History of the Yeti crab

Line drawing of K. hirsuta.
(Courtesy Wikimedia © 2006).

There seems to exist a common misconception that the scope of taxonomy has largely been fixed for decades, with the result that the announcement of a new species is frequently met with public astonishment. The truth, of course, is that with fewer than 2 million of this planet's estimated 10 to 100 million species having been described, novel species are discovered every single day. Despite the tireless efforts of biologists around the globe, the task of cataloging Earth's incredible biodiversity has barely begun (Bouchet 2006).

Nowhere is the disparity between popular belief and cold fact more vividly illustrated than in the story of Kiwa hirsuta, also known as the Yeti crab.

Adapted from Macpherson, et al. (1995).  Zoosystema 27(4), p. 711.
Map depicting the three sites K. hirsuta was first found.  Click image to view higher resolution. (Courtesy Zoosystema © 2005)

Yeti crabs were apparently first observed in 2001 by the scientists aboard Sonne SO-157, a German expedition commissioned to study silica-rich lava in the hydrothermal vents along the Pacific-Antarctic Ridge near Easter Island.
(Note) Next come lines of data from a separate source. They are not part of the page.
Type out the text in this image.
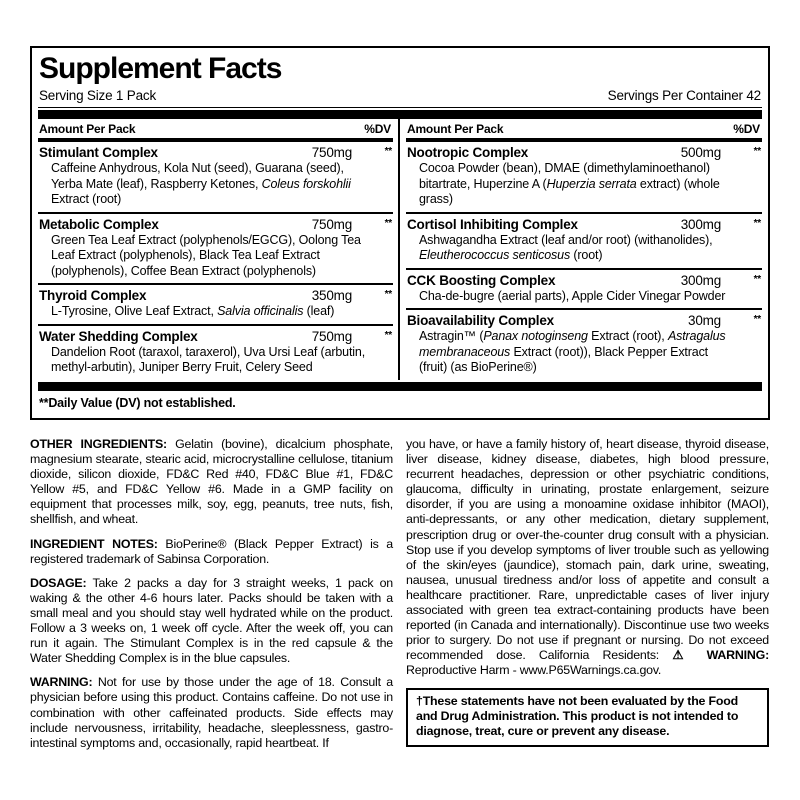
Supplement Facts
Serving Size 1 Pack	Servings Per Container 42
Amount Per Pack	%DV
Stimulant Complex	750mg	**
Caffeine Anhydrous, Kola Nut (seed), Guarana (seed), Yerba Mate (leaf), Raspberry Ketones, Coleus forskohlii Extract (root)
Metabolic Complex	750mg	**
Green Tea Leaf Extract (polyphenols/EGCG), Oolong Tea Leaf Extract (polyphenols), Black Tea Leaf Extract (polyphenols), Coffee Bean Extract (polyphenols)
Thyroid Complex	350mg	**
L-Tyrosine, Olive Leaf Extract, Salvia officinalis (leaf)
Water Shedding Complex	750mg	**
Dandelion Root (taraxol, taraxerol), Uva Ursi Leaf (arbutin, methyl-arbutin), Juniper Berry Fruit, Celery Seed
Amount Per Pack	%DV
Nootropic Complex	500mg	**
Cocoa Powder (bean), DMAE (dimethylaminoethanol) bitartrate, Huperzine A (Huperzia serrata extract) (whole grass)
Cortisol Inhibiting Complex	300mg	**
Ashwagandha Extract (leaf and/or root) (withanolides), Eleutherococcus senticosus (root)
CCK Boosting Complex	300mg	**
Cha-de-bugre (aerial parts), Apple Cider Vinegar Powder
Bioavailability Complex	30mg	**
Astragin™ (Panax notoginseng Extract (root), Astragalus membranaceous Extract (root)), Black Pepper Extract (fruit) (as BioPerine®)
**Daily Value (DV) not established.

OTHER INGREDIENTS: Gelatin (bovine), dicalcium phosphate, magnesium stearate, stearic acid, microcrystalline cellulose, titanium dioxide, silicon dioxide, FD&C Red #40, FD&C Blue #1, FD&C Yellow #5, and FD&C Yellow #6. Made in a GMP facility on equipment that processes milk, soy, egg, peanuts, tree nuts, fish, shellfish, and wheat.

INGREDIENT NOTES: BioPerine® (Black Pepper Extract) is a registered trademark of Sabinsa Corporation.

DOSAGE: Take 2 packs a day for 3 straight weeks, 1 pack on waking & the other 4-6 hours later. Packs should be taken with a small meal and you should stay well hydrated while on the product. Follow a 3 weeks on, 1 week off cycle. After the week off, you can run it again. The Stimulant Complex is in the red capsule & the Water Shedding Complex is in the blue capsules.

WARNING: Not for use by those under the age of 18. Consult a physician before using this product. Contains caffeine. Do not use in combination with other caffeinated products. Side effects may include nervousness, irritability, headache, sleeplessness, gastro-intestinal symptoms and, occasionally, rapid heartbeat. If

you have, or have a family history of, heart disease, thyroid disease, liver disease, kidney disease, diabetes, high blood pressure, recurrent headaches, depression or other psychiatric conditions, glaucoma, difficulty in urinating, prostate enlargement, seizure disorder, if you are using a monoamine oxidase inhibitor (MAOI), anti-depressants, or any other medication, dietary supplement, prescription drug or over-the-counter drug consult with a physician. Stop use if you develop symptoms of liver trouble such as yellowing of the skin/eyes (jaundice), stomach pain, dark urine, sweating, nausea, unusual tiredness and/or loss of appetite and consult a healthcare practitioner. Rare, unpredictable cases of liver injury associated with green tea extract-containing products have been reported (in Canada and internationally). Discontinue use two weeks prior to surgery. Do not use if pregnant or nursing. Do not exceed recommended dose. California Residents: ⚠ WARNING: Reproductive Harm - www.P65Warnings.ca.gov.

†These statements have not been evaluated by the Food and Drug Administration. This product is not intended to diagnose, treat, cure or prevent any disease.
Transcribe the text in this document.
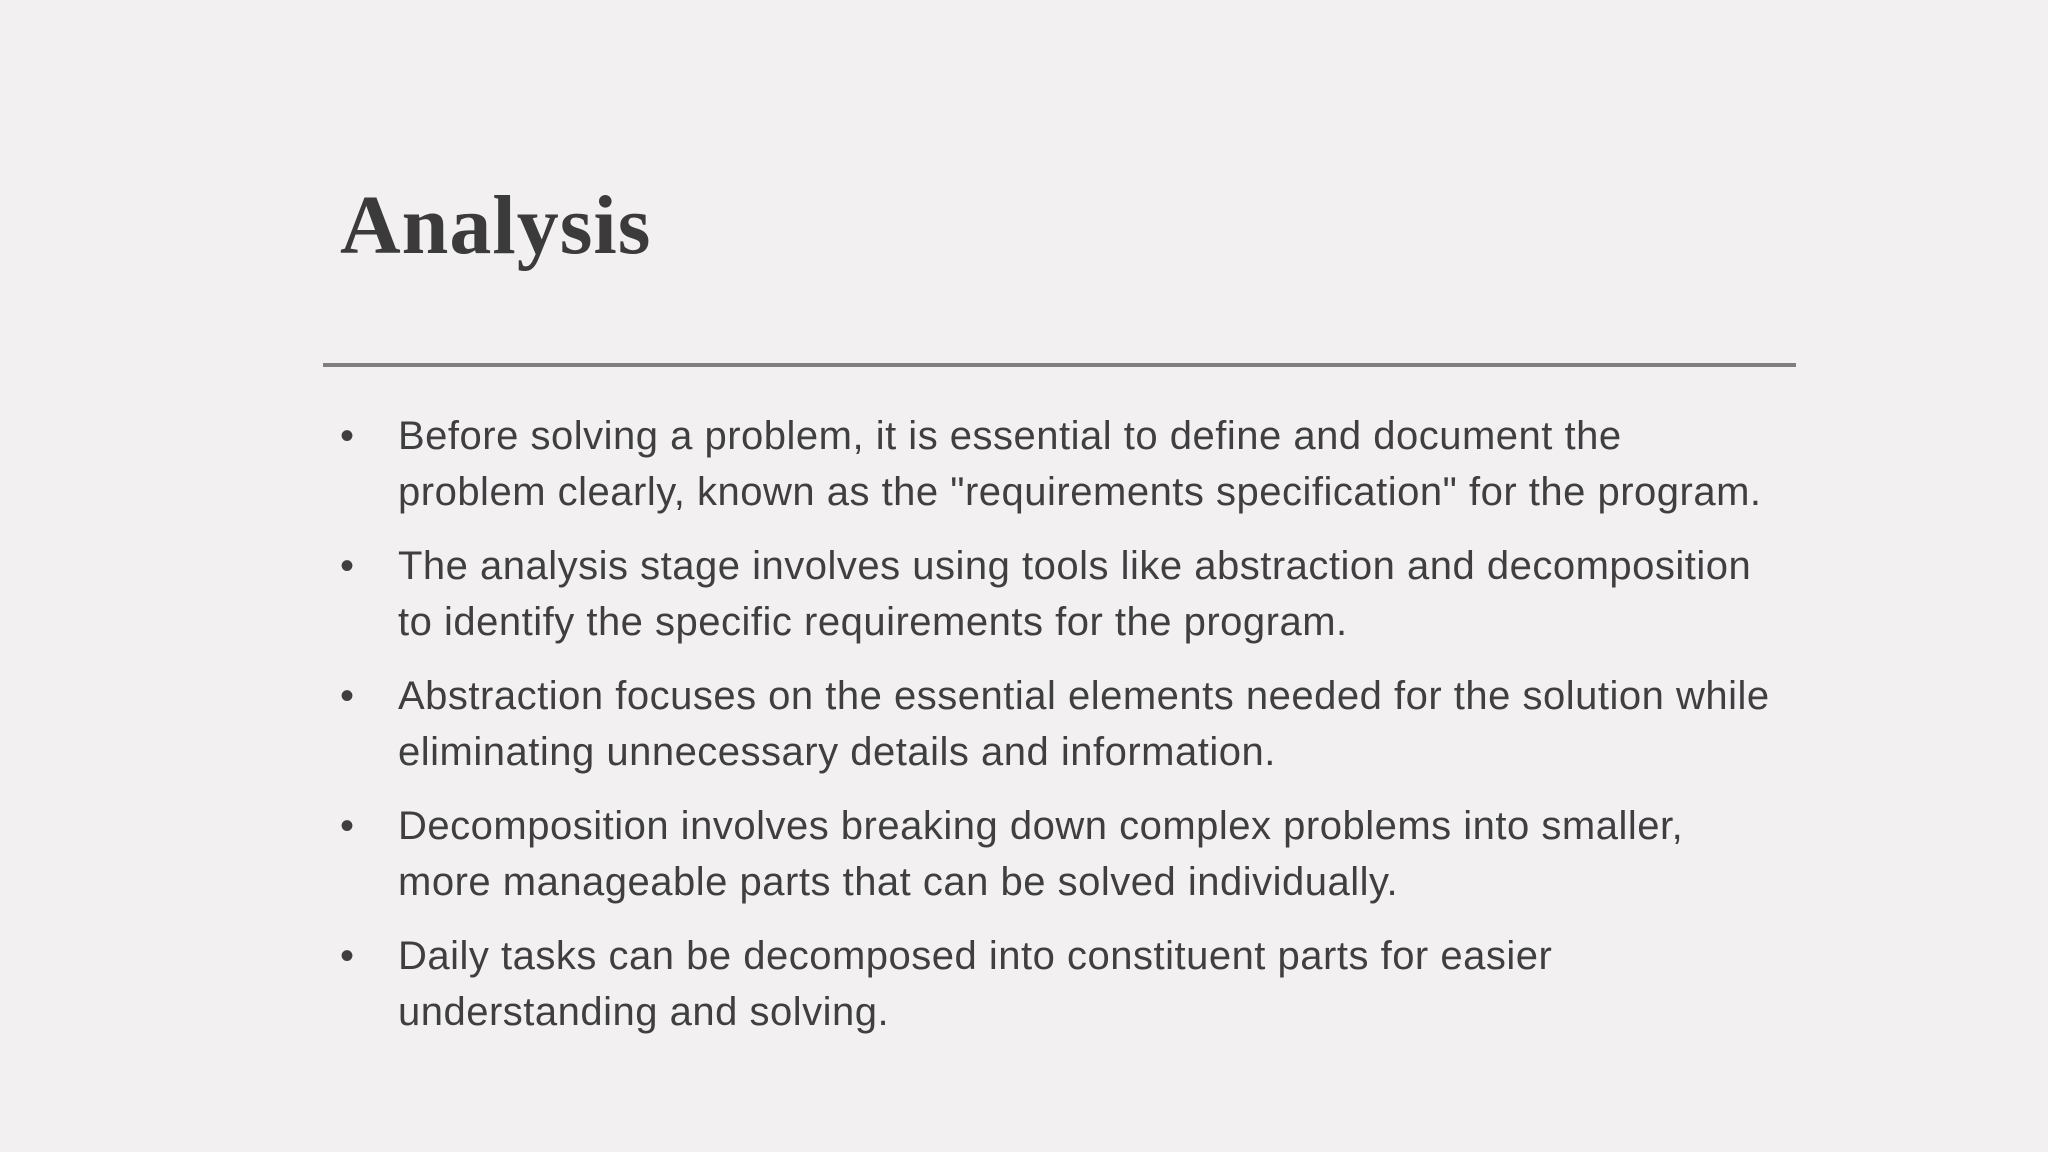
Analysis
• Before solving a problem, it is essential to define and document the problem clearly, known as the "requirements specification" for the program.
• The analysis stage involves using tools like abstraction and decomposition to identify the specific requirements for the program.
• Abstraction focuses on the essential elements needed for the solution while eliminating unnecessary details and information.
• Decomposition involves breaking down complex problems into smaller, more manageable parts that can be solved individually.
• Daily tasks can be decomposed into constituent parts for easier understanding and solving.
They did not study the species in detail, however, and in fact mischaracterized the the crab as belonging to the Shinkaiinae (Stecher, et al. 2002, cited in Desbruyères, et al. 2006), a subfamily of decapod crustaceans that, like the Kiwa family, belong to family Galatheidae ("squat lobsters") and are indigenous to hydrocarbon seeps (Schweitzer and Feldmann 2008). Given the fact that no specimens were collected and the species was never described, the team's mistake was understandable.

As happens so often in science, it was not the individuals who made the initial finding who received the credit, but rather those who first succeeded in publishing their results.